If someone asked me to "clean the house" I'd undoubtedly try, and I'd probably get some spots done brilliantly, but some bits just wouldn't occur to me even though they may seem obvious.

Honestly, "clean the house" is quite a vague phrase, the most realistic meaning one could derive would be "make the average cleanliness of the house greater than it currently is", unless one truly means "remove all dirt from the house and completely sterilise it".
Why not show her how to clean the house. Make it so "cleaning the house" becomes a short-hand for listing a long checklist (alternatively, make some checklists on the computer which she can print out before each task). Independent living just means being able to live without the support of others at that time. How you get there, and the steps involved in each task, can differ wildly. She may never become truly independent, but that doesn't mean she'll never be able to learn how to live mostly independent.
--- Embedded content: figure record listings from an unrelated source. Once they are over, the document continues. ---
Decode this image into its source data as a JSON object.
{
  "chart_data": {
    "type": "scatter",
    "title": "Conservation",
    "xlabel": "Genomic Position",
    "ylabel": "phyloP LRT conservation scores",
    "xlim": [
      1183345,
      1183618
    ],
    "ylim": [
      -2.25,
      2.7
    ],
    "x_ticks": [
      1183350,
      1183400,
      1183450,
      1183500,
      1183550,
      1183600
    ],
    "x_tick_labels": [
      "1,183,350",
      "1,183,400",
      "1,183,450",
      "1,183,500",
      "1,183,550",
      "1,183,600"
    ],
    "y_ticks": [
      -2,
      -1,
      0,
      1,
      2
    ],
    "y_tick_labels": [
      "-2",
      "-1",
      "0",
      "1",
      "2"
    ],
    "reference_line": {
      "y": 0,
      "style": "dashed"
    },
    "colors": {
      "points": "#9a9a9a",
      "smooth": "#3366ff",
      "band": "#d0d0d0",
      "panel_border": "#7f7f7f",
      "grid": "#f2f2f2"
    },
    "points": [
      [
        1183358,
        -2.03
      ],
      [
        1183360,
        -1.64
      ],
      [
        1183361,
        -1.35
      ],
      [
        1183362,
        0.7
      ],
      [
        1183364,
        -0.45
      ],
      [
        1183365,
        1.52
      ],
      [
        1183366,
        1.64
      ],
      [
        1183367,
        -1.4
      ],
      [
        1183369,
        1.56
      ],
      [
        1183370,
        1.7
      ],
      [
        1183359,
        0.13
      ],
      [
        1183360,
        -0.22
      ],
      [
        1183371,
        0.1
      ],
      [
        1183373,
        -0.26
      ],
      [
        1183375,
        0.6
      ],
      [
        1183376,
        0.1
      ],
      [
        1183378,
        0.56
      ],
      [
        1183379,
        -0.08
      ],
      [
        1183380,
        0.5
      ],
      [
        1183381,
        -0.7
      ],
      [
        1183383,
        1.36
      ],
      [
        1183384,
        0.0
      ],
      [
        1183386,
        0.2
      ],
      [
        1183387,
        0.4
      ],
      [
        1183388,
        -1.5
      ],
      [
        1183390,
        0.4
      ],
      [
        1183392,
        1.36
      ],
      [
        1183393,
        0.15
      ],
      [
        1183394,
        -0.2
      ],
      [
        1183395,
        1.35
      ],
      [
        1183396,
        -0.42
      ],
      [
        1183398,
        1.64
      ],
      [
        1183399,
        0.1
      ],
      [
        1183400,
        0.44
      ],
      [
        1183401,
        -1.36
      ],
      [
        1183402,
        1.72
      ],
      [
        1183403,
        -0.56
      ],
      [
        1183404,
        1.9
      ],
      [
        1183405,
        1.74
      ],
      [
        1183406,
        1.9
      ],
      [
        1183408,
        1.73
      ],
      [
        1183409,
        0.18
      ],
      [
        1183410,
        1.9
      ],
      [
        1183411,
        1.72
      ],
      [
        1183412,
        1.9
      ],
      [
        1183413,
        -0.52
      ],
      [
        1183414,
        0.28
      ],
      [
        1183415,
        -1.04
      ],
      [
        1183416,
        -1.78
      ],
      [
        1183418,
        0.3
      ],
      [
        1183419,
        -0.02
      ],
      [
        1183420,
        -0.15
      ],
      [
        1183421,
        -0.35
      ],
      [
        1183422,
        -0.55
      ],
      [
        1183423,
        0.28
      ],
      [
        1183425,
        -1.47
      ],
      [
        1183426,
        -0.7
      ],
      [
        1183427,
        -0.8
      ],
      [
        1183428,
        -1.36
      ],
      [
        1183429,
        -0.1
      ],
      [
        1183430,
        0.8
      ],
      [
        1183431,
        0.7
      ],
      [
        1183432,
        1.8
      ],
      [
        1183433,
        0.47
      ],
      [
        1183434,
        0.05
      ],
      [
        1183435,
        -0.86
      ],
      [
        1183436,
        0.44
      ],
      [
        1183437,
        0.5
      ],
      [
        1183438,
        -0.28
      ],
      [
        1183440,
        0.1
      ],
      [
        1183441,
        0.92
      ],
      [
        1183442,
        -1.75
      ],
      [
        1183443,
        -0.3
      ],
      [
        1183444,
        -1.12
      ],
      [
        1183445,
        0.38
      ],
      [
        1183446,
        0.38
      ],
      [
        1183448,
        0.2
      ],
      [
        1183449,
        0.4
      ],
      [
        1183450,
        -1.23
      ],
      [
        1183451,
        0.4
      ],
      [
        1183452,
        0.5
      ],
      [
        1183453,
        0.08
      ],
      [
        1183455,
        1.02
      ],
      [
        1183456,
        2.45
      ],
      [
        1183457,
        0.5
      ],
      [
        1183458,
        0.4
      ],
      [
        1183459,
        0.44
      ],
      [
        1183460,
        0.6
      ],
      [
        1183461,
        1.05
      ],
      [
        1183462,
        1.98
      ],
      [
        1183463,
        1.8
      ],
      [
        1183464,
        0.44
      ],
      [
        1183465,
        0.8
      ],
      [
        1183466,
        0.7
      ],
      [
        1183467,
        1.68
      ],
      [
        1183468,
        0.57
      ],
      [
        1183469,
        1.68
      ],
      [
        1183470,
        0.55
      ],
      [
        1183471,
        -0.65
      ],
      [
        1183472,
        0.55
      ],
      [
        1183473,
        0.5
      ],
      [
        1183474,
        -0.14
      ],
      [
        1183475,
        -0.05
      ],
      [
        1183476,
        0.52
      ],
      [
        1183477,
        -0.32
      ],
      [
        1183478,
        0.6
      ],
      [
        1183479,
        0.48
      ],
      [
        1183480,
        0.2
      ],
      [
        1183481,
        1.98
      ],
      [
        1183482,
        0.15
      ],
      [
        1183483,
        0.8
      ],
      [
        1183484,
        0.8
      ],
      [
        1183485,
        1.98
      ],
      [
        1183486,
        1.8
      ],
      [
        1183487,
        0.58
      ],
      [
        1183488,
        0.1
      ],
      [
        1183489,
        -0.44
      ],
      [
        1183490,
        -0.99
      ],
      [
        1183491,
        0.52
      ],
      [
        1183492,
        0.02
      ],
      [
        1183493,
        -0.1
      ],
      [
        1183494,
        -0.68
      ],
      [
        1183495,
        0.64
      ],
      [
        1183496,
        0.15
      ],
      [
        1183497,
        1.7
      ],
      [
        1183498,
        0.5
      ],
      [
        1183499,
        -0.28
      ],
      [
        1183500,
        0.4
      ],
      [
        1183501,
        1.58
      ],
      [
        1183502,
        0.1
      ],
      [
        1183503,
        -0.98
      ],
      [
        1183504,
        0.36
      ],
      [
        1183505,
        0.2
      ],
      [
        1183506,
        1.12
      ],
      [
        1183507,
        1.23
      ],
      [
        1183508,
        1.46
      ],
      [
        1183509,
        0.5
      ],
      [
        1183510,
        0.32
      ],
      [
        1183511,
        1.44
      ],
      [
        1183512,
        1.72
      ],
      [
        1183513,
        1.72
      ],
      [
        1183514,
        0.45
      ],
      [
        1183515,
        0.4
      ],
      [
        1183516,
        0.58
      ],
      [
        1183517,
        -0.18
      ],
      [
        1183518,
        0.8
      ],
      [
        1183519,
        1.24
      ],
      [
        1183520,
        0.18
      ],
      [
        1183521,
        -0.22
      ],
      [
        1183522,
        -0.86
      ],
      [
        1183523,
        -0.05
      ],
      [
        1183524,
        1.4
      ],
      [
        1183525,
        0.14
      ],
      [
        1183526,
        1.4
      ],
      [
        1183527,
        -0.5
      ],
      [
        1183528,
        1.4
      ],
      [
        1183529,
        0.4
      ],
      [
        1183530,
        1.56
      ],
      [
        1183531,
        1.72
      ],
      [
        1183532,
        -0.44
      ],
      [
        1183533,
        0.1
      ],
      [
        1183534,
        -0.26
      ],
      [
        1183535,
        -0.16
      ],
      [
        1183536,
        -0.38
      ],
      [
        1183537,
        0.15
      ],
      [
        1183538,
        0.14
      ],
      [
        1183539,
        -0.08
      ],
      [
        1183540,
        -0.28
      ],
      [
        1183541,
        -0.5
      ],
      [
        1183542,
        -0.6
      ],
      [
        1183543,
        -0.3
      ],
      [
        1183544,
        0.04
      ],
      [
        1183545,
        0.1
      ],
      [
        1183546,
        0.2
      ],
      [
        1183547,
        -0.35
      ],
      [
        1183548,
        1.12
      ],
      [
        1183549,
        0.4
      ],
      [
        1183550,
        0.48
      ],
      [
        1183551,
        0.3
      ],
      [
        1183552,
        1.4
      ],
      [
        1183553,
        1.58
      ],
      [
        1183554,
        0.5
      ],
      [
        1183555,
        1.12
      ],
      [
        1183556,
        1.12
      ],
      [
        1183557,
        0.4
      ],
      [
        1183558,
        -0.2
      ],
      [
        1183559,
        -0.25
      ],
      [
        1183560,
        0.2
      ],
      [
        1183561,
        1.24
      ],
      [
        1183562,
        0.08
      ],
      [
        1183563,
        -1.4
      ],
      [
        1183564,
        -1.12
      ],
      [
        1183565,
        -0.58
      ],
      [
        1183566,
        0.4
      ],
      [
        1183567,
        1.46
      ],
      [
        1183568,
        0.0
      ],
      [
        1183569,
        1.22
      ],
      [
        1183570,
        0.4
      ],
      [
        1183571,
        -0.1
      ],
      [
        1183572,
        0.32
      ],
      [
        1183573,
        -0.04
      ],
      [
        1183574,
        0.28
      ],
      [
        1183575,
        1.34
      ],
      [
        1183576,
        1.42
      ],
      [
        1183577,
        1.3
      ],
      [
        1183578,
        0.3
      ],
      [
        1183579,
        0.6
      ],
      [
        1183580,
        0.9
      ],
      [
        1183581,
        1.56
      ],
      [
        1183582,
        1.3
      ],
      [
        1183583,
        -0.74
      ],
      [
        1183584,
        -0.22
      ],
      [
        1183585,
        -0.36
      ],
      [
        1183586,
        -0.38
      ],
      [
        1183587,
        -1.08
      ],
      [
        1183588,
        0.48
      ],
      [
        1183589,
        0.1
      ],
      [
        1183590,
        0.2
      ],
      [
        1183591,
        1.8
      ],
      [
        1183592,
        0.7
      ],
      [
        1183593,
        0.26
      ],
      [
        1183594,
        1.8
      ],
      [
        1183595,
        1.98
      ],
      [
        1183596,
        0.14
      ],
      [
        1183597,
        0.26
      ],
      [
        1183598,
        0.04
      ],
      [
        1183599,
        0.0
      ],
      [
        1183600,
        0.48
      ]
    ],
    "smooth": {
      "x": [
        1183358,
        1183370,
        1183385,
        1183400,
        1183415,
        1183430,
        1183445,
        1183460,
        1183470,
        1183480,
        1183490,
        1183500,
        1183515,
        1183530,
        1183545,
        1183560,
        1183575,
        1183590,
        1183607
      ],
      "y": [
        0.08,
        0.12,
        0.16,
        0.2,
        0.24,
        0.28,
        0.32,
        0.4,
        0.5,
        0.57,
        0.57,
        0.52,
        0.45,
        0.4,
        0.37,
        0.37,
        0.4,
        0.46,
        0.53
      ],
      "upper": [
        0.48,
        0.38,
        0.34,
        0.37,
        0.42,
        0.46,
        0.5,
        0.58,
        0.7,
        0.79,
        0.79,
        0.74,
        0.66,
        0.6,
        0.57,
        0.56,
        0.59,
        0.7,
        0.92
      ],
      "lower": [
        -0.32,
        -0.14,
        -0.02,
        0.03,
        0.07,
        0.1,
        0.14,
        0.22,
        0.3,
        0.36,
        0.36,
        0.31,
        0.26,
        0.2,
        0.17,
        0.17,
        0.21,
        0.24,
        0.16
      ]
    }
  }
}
The younger two of my older brothers comes round regularly so my mum can help him budget, he's not diagnosed (I'm the only one in my family diagnosed, however we suspect he has autism too). He stayed at home for a while, but for the past few years he's been living in a flat, with just one friend of his who he rents a room out too. He has a fair job now, and does well in it. How he hasn't had an accident at home is slightly baffling, in the past he could end up burning his arm or gashing his leg open and not feel it, but he gets along fine.

Really I guess the case with us high-functioning autistics is that we can learn things better than other people, but we don't have most of the knowledge other people have to begin with, we actually have to learn it. That could be knowledge in social skills, or this silly term 'common sense' (of which, I think most NT's lack quite a bit of).